Dr. Jana Wäldchen: Die mit der App gesammelten Pflanzenobservationen sind nicht systematisch und geben nur das wieder, was die Nutzerinnen und Nutzer in der Natur sehen und wofür sie sich interessieren. Wir erhalten Informationen darüber, welche Arten in bestimmten Gebieten vorkommen. Wir können jedoch keine Aussage darüber treffen, ob bestimmte Arten nicht vorkommen. So werden häufige und sehr auffällige Arten öfter bestimmt als die seltenen und unauffälligen Arten. Nichtsdestotrotz können wir für einige Arten ähnliche Verbreitungsmuster erkennen wie bei der floristischen, deutschlandweiten und systematischen Kartierung.
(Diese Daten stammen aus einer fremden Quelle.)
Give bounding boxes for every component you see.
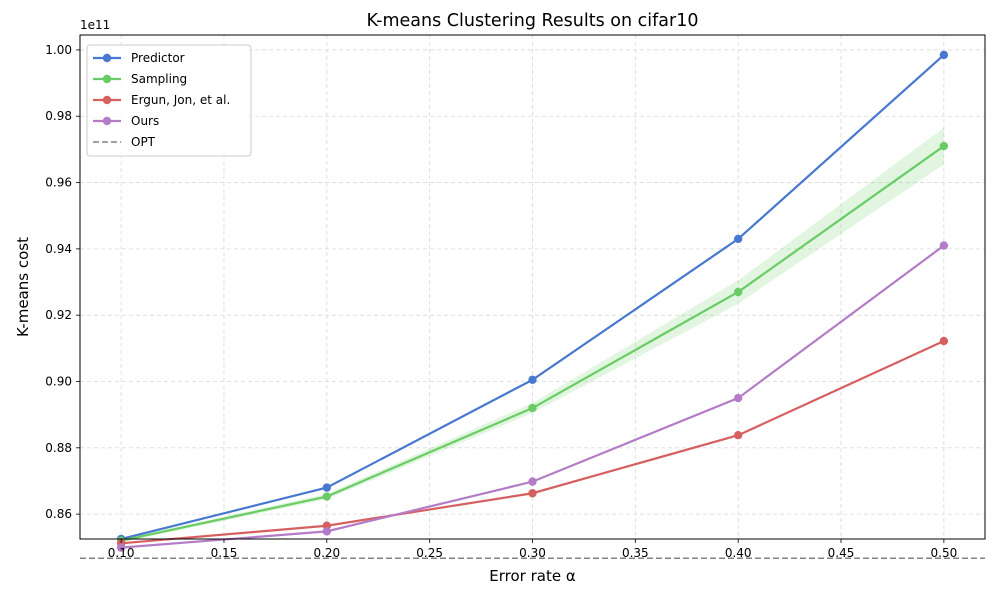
x-tick-label: 0.10 [108, 546, 135, 560]
x-tick-label: 0.15 [211, 546, 238, 560]
legend: Predictor Sampling Ergun, Jon, et al. Ours O… [86, 44, 252, 157]
legend-swatch-marker [102, 74, 112, 84]
data-point [939, 241, 949, 250]
data-point [528, 375, 537, 385]
x-tick-label: 0.30 [519, 546, 546, 560]
x-tick-label: 0.50 [931, 546, 958, 560]
data-point [939, 141, 949, 151]
data-point [939, 50, 949, 60]
x-tick-label: 0.45 [828, 546, 855, 560]
legend-swatch-marker [102, 53, 112, 63]
data-point [733, 393, 743, 403]
chart-title: K-means Clustering Results on cifar10 [367, 11, 699, 31]
data-point [322, 483, 332, 492]
legend-item: Ergun, Jon, et al. [93, 93, 230, 107]
series-ours [116, 241, 949, 552]
x-tick-label: 0.35 [622, 546, 649, 560]
data-point [528, 403, 537, 413]
grid [80, 35, 985, 539]
y-offset-label: 1e11 [80, 18, 110, 32]
data-point [733, 234, 743, 244]
y-tick-label: 0.88 [45, 441, 72, 455]
y-tick-label: 1.00 [45, 43, 72, 57]
legend-label: Ours [131, 114, 159, 128]
legend-item: Ours [93, 114, 159, 128]
data-point [528, 477, 537, 486]
y-axis-label: K-means cost [14, 237, 32, 337]
data-point [322, 492, 332, 501]
legend-item: Predictor [93, 51, 185, 65]
x-tick-label: 0.40 [725, 546, 752, 560]
data-point [528, 489, 537, 498]
legend-swatch-marker [102, 95, 112, 105]
y-tick-label: 0.96 [45, 176, 72, 190]
x-axis-label: Error rate α [489, 567, 576, 585]
axis-ticks: 0.10 0.15 0.20 0.25 0.30 0.35 0.40 0.45 0.50 0.86… [45, 43, 957, 560]
legend-item: Sampling [93, 72, 187, 86]
x-tick-label: 0.25 [416, 546, 443, 560]
legend-label: Predictor [131, 51, 185, 65]
y-tick-label: 0.90 [45, 375, 72, 389]
data-point [322, 527, 332, 536]
legend-label: Ergun, Jon, et al. [131, 93, 230, 107]
legend-label: OPT [131, 135, 156, 149]
y-tick-label: 0.86 [45, 507, 72, 521]
y-tick-label: 0.92 [45, 308, 72, 322]
data-point [733, 287, 743, 297]
y-tick-label: 0.98 [45, 109, 72, 123]
y-tick-label: 0.94 [45, 242, 72, 256]
data-point [939, 336, 949, 346]
legend-item: OPT [93, 135, 156, 149]
series-lines [116, 50, 949, 552]
data-point [733, 431, 743, 440]
x-tick-label: 0.20 [313, 546, 340, 560]
legend-label: Sampling [131, 72, 187, 86]
legend-swatch-marker [102, 116, 112, 126]
data-point [116, 543, 126, 552]
legend-box [86, 44, 252, 157]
Das zeigt das Potenzial der App, die floristische Kartierung langfristig zu ergänzen. Aber es ist nicht nur interessant zu erfahren, wo Pflanzen vorkommen, sondern auch, wann sie blühen. Unsere Studien zeigen, dass die Daten der Flora Incognita auch sehr gut für das phänologische Monitoring verwendet werden können. Langfristig wird es möglich sein, Veränderungen der Phänologie von Pflanzen zu untersuchen, ein wichtiger Indikator für den Klimawandels.

Immer weniger Menschen können heute Pflanzen sicher erkennen. Kann die App dabei helfen, die Menschen für den Artenschutz zu sensibilisieren?

Dr. Jana Wäldchen: Die App ist ein leichter Einstieg in die Pflanzenbestimmung. Mit Hilfe der App ist nicht mehr alles nur Gras oder Unkraut. Das ist sehr wichtig für die Wahrnehmung von Biodiversität. Wir bekommen nicht nur das Feedback, wie gut die Erkennung ist. Viele Menschen schreiben auch, dass ihnen die einfache Bestimmung den Blick auf die Artenvielfalt erweitert hat. Kommentare wie „Endlich gehen wir nicht mehr blind durch den Wald!“ oder „Dank der App bleiben bei uns im Garten so einige Pflanzen stehen“ zeigen, dass mit der App ein wesentlicher Beitrag geleistet wird, die pflanzliche Diversität bewusst zu machen. Wir sind sehr froh, dass wir dieses Ziel erreicht haben. Artenkenntnis ist eine wichtige Voraussetzung für den Artenschutz, denn nur was man kennt, möchte man auch bewahren.